Rohingya left in Rakhine State trapped in limbo
YANGON: Torched villages and unharvested padi fields stretch to the horizon in violence-gutted Rakhine State, where a dwindling number of Rohingya remain trapped in limbo after an army crackdown coursed through the region.
A rare military-organised trip for foreign media by helicopter to Maungdaw district, the epicentre of a crisis that exploded in late August, showed a landscape devoid of people, with the emerald padi fields scarred by the blackened patches of destroyed Rohingya villages.
More than 600,000 Rohingya had fled the area over the past two and a half months, running from a scorched-earth military campaign against militants that the United Nations described as a “textbook example” of ethnic cleansing.
Under the watchful eye of an army brigadier and border police, journalists on Sunday spoke to some of the hundreds of Rohingya camped at the beach near Ale Than Kyaw village, hoping to flee across treacherous waters to Bangladesh.
While the worst violence appeared to have subsided, those left behind said they were trapped — unable to afford the US$50 (RM210) boat fee, but without the means to eke out a living in the region.
“We used to work in farming and fishing, but the owners don’t want labour,” said Osoma, 25, explaining that most Rohingya businesses and landowners had joined the exodus.
The mother of three, carrying a month-old baby in her arms, said her family was not certain if life in Bangladesh’s sprawling refugee camps would be better.

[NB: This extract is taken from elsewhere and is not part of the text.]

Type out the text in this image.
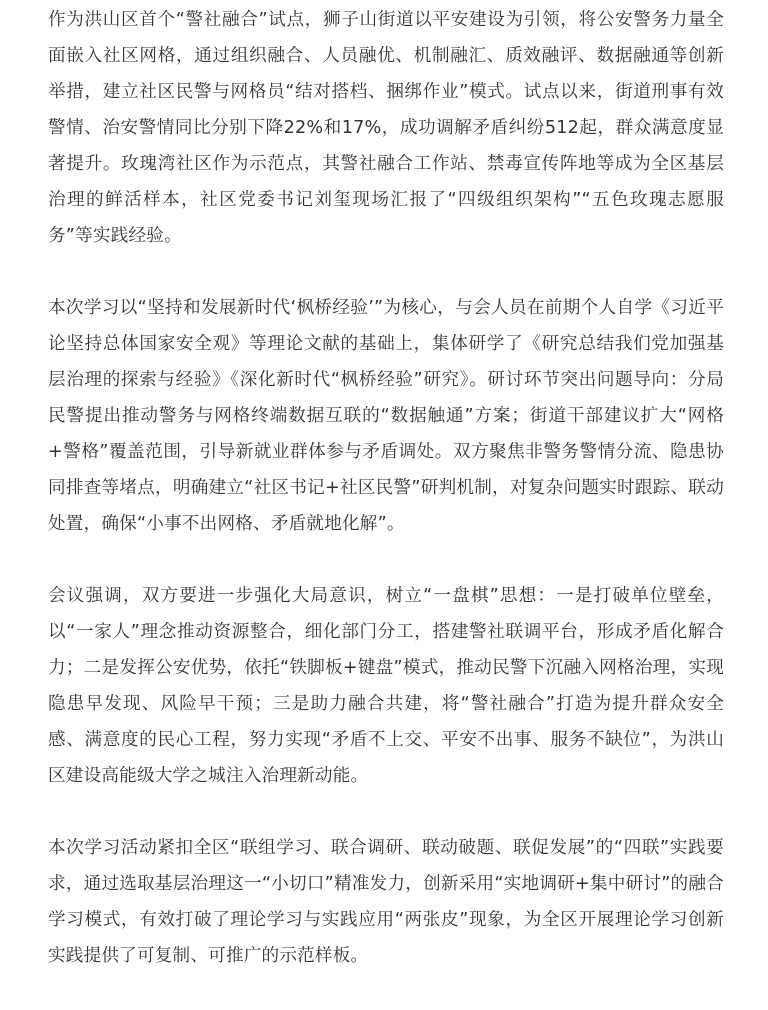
作为洪山区首个“警社融合”试点，狮子山街道以平安建设为引领，将公安警务力量全面嵌入社区网格，通过组织融合、人员融优、机制融汇、质效融评、数据融通等创新举措，建立社区民警与网格员“结对搭档、捆绑作业”模式。试点以来，街道刑事有效警情、治安警情同比分别下降22%和17%，成功调解矛盾纠纷512起，群众满意度显著提升。玫瑰湾社区作为示范点，其警社融合工作站、禁毒宣传阵地等成为全区基层治理的鲜活样本，社区党委书记刘玺现场汇报了“四级组织架构”“五色玫瑰志愿服务”等实践经验。

本次学习以“坚持和发展新时代‘枫桥经验’”为核心，与会人员在前期个人自学《习近平论坚持总体国家安全观》等理论文献的基础上，集体研学了《研究总结我们党加强基层治理的探索与经验》《深化新时代“枫桥经验”研究》。研讨环节突出问题导向：分局民警提出推动警务与网格终端数据互联的“数据触通”方案；街道干部建议扩大“网格+警格”覆盖范围，引导新就业群体参与矛盾调处。双方聚焦非警务警情分流、隐患协同排查等堵点，明确建立“社区书记+社区民警”研判机制，对复杂问题实时跟踪、联动处置，确保“小事不出网格、矛盾就地化解”。

会议强调，双方要进一步强化大局意识，树立“一盘棋”思想：一是打破单位壁垒，以“一家人”理念推动资源整合，细化部门分工，搭建警社联调平台，形成矛盾化解合力；二是发挥公安优势，依托“铁脚板+键盘”模式，推动民警下沉融入网格治理，实现隐患早发现、风险早干预；三是助力融合共建，将“警社融合”打造为提升群众安全感、满意度的民心工程，努力实现“矛盾不上交、平安不出事、服务不缺位”，为洪山区建设高能级大学之城注入治理新动能。

本次学习活动紧扣全区“联组学习、联合调研、联动破题、联促发展”的“四联”实践要求，通过选取基层治理这一“小切口”精准发力，创新采用“实地调研+集中研讨”的融合学习模式，有效打破了理论学习与实践应用“两张皮”现象，为全区开展理论学习创新实践提供了可复制、可推广的示范样板。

“But, we want to stay with the others who are there.”
Rakhine’s northernmost Maungdaw district was once home to three quarters of Myanmar’s 1.1 million-strong Rohingya population, according to government figures.

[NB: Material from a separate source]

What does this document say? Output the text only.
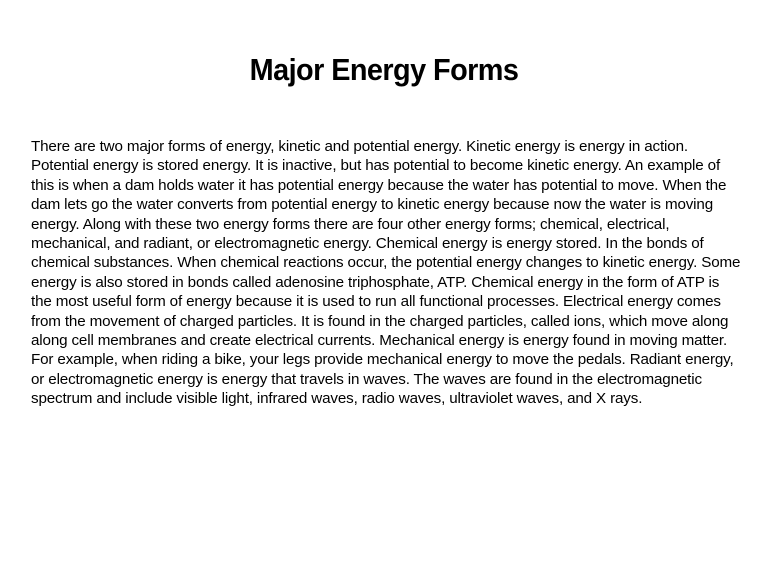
Major Energy Forms

There are two major forms of energy, kinetic and potential energy. Kinetic energy is energy in action. Potential energy is stored energy. It is inactive, but has potential to become kinetic energy. An example of this is when a dam holds water it has potential energy because the water has potential to move. When the dam lets go the water converts from potential energy to kinetic energy because now the water is moving energy. Along with these two energy forms there are four other energy forms; chemical, electrical, mechanical, and radiant, or electromagnetic energy. Chemical energy is energy stored. In the bonds of chemical substances. When chemical reactions occur, the potential energy changes to kinetic energy. Some energy is also stored in bonds called adenosine triphosphate, ATP. Chemical energy in the form of ATP is the most useful form of energy because it is used to run all functional processes. Electrical energy comes from the movement of charged particles. It is found in the charged particles, called ions, which move along along cell membranes and create electrical currents. Mechanical energy is energy found in moving matter. For example, when riding a bike, your legs provide mechanical energy to move the pedals. Radiant energy, or electromagnetic energy is energy that travels in waves. The waves are found in the electromagnetic spectrum and include visible light, infrared waves, radio waves, ultraviolet waves, and X rays.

Aid workers estimated that only 150,000 remain there, with other communities living south.
With no one left to work Maungdaw’s fields, huge swathes of verdant farmland were at risk of rotting, a cruel irony given the severe food shortages in aid-dependent Rakhine and the refugee camps across the border.
Myanmar said it had trucked in workers from other parts of the state to harvest more than 28,000ha of abandoned padi fields. But some stretches had started to turn brown in the mountain-studded region.
The media trip to Rakhine came amid mounting global pressure on Myanmar over its handling of the crisis, with United States Secretary of State Rex Tillerson set to visit the capital today. He is expected to take a firm tone with the country’s powerful military leaders, whom he deemed “responsible” for the crisis.
On the shores of Rakhine, some desperate Rohingya were taking matters into their own hands.
Ro Shi Armad, 18, had teamed up with others to build a flimsy-looking raft using plastic containers and bamboo.
Scores of refugees had drowned in recent months while attempting the perilous journey to Bangladesh.
“We’re not worried if we die on the way over.” AFP
An aerial view of a burnt Rohingya village near Maungsaw town in Rakhine State.